The home-school program in the Edmonds School District lost almost a quarter of its students over the past year in the wake of the district's decision to relocate its alternative high school to the same campus as the home-school program.
I can understand why parents are concerned. I would be a little concerned by this.
They cited police calls to the alternative school that included two incidents involving weapons and five involving drugs.
I see potential for problems.
The separation is so complete, in fact, that some teens at the two schools are hoping for more interaction.
"They're kids like us. If we could hang out with them, that would be cool," said Garrett Spesock, an eighth-grader in the home-school program.

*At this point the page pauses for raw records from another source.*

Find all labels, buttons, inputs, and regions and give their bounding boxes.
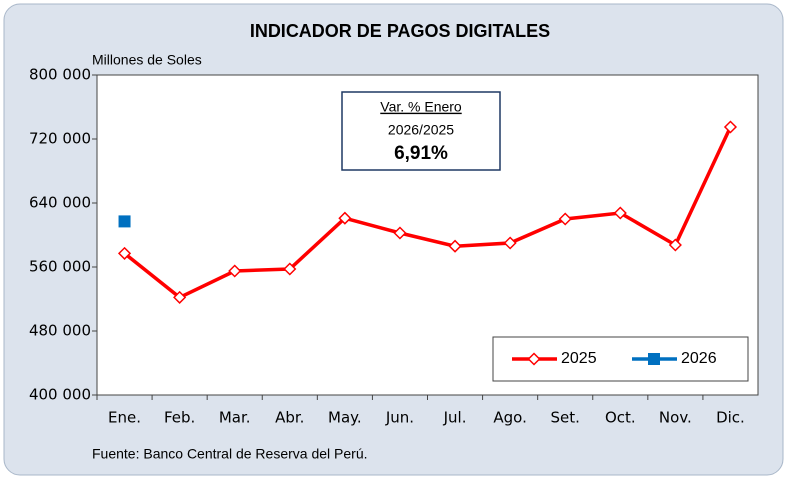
x-tick-label: Jul. [443, 409, 467, 427]
x-tick-label: Dic. [716, 409, 745, 427]
data-point [503, 236, 517, 250]
data-point [283, 262, 297, 276]
data-point [338, 211, 352, 225]
x-tick-label: Feb. [164, 409, 195, 427]
x-tick-label: Abr. [275, 409, 304, 427]
data-point [173, 290, 187, 304]
annotation-subtitle: 2026/2025 [388, 122, 454, 138]
data-point [613, 206, 627, 220]
x-tick-label: Oct. [605, 409, 636, 427]
data-point [118, 215, 131, 228]
data-point [393, 226, 407, 240]
legend-marker [648, 353, 660, 365]
annotation-title: Var. % Enero [380, 99, 462, 115]
legend-label: 2025 [561, 350, 597, 367]
legend-label: 2026 [681, 350, 717, 367]
chart-title: INDICADOR DE PAGOS DIGITALES [250, 21, 550, 41]
x-tick-label: May. [328, 409, 362, 427]
y-tick-label: 800 000 [29, 66, 91, 84]
source: Fuente: Banco Central de Reserva del Per… [92, 446, 368, 462]
x-tick-label: Ene. [108, 409, 141, 427]
y-tick-label: 400 000 [29, 386, 91, 404]
x-tick-label: Nov. [659, 409, 692, 427]
legend-marker [527, 352, 541, 366]
y-tick-label: 480 000 [29, 322, 91, 340]
series-line [123, 126, 733, 300]
annotation-box [341, 91, 501, 171]
y-tick-label: 640 000 [29, 194, 91, 212]
data-point [723, 120, 738, 134]
data-point [228, 264, 242, 278]
data-point [117, 246, 132, 260]
data-point [668, 238, 682, 252]
x-tick-label: Mar. [219, 409, 251, 427]
y-tick-label: 720 000 [29, 130, 91, 148]
x-tick-label: Ago. [493, 409, 526, 427]
x-tick-label: Set. [551, 409, 580, 427]
annotation-value: 6,91% [394, 143, 448, 164]
x-tick-label: Jun. [385, 409, 414, 427]
data-point [558, 212, 572, 226]
y-axis-label: Millones de Soles [92, 52, 202, 68]
y-tick-label: 560 000 [29, 258, 91, 276]
data-point [448, 239, 462, 253]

I don't think I would want my kids to think it is "cool" to hang out with the stoners, gang bangers, drop outs, and unwed mothers who are the majority of students in the alternative school. That is not to say there are not good kids at the alternative school and the potential for positive relationships. I am saying that this mix brings with it a risk that I wouldn't choose for my grade school homeschool student.
My experience with my local alternative school has left me with a very bad impression of this type of program and the behavior of students who attend. My local alternative high school is a daycare for teenagers that hands out unearned diplomas. The students leave with an inflate sense of their abilities and zero competency.
If it were like the program in San Jose that Joanne Jacobs writes about, then it could be a good mix.